Hyperspectral signal unmixing based on constrained non-negative matrix factorization approach

Hyperspectral unmixing is a hot topic in signal and image processing. A set of high-dimensional data matrices can be decomposed into two sets of non-negative low-dimensional matrices by Non-negative matrix factorization (NMF). However, the algorithm has many local solutions because of the non-convexity of the objective function. Some algorithms solve this problem by adding auxiliary constraints, such as sparse. The sparse NMF has a good performance but the result is unstable and sensitive to noise. Using the structural information for the unmixing approaches can make the decomposition stable.
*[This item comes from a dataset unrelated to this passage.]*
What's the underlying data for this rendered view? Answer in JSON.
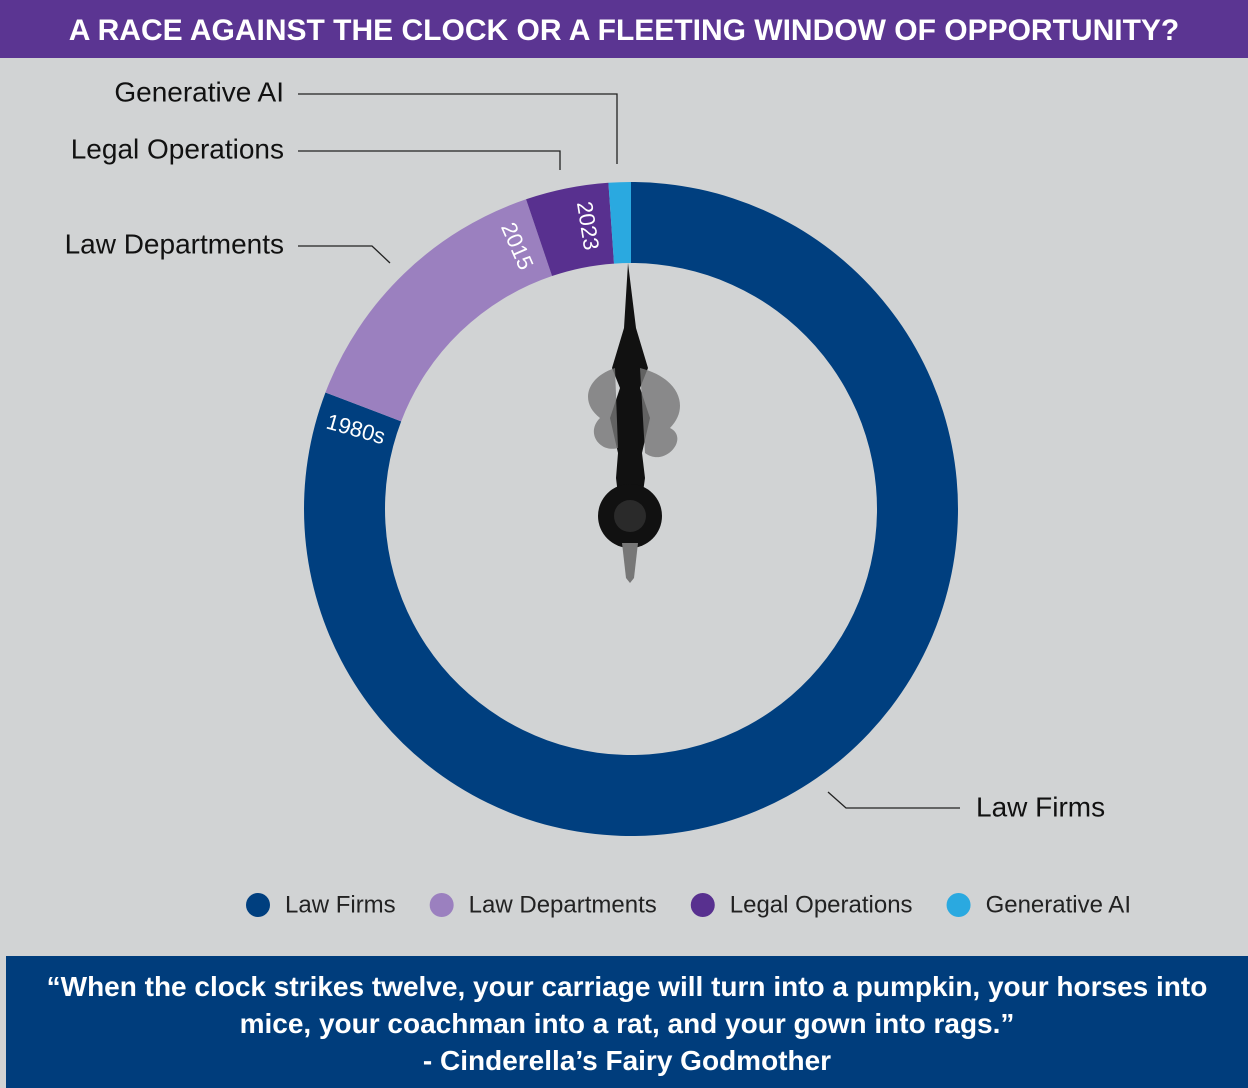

Someone used a clustering based on Euclidean distance to guide the decomposition and obtain good performance. The Euclidean distance is just used to measure the straight line distance of two points. However, the ground objects usually obey certain statistical distribution. It׳s difficult to measure the difference between the statistical distributions comprehensively by Euclidean distance. Kullback–Leibler divergence (KL divergence) is a better metric. In this paper, we propose a new approach named KL divergence constrained NMF which measures the statistical distribution difference using KL divergence instead of the Euclidean distance. It can improve the accuracy of structured information by using the KL divergence in the algorithm. Experimental results based on synthetic and real hyperspectral data show the superiority of the proposed algorithm with respect to other state-of-the-art algorithms.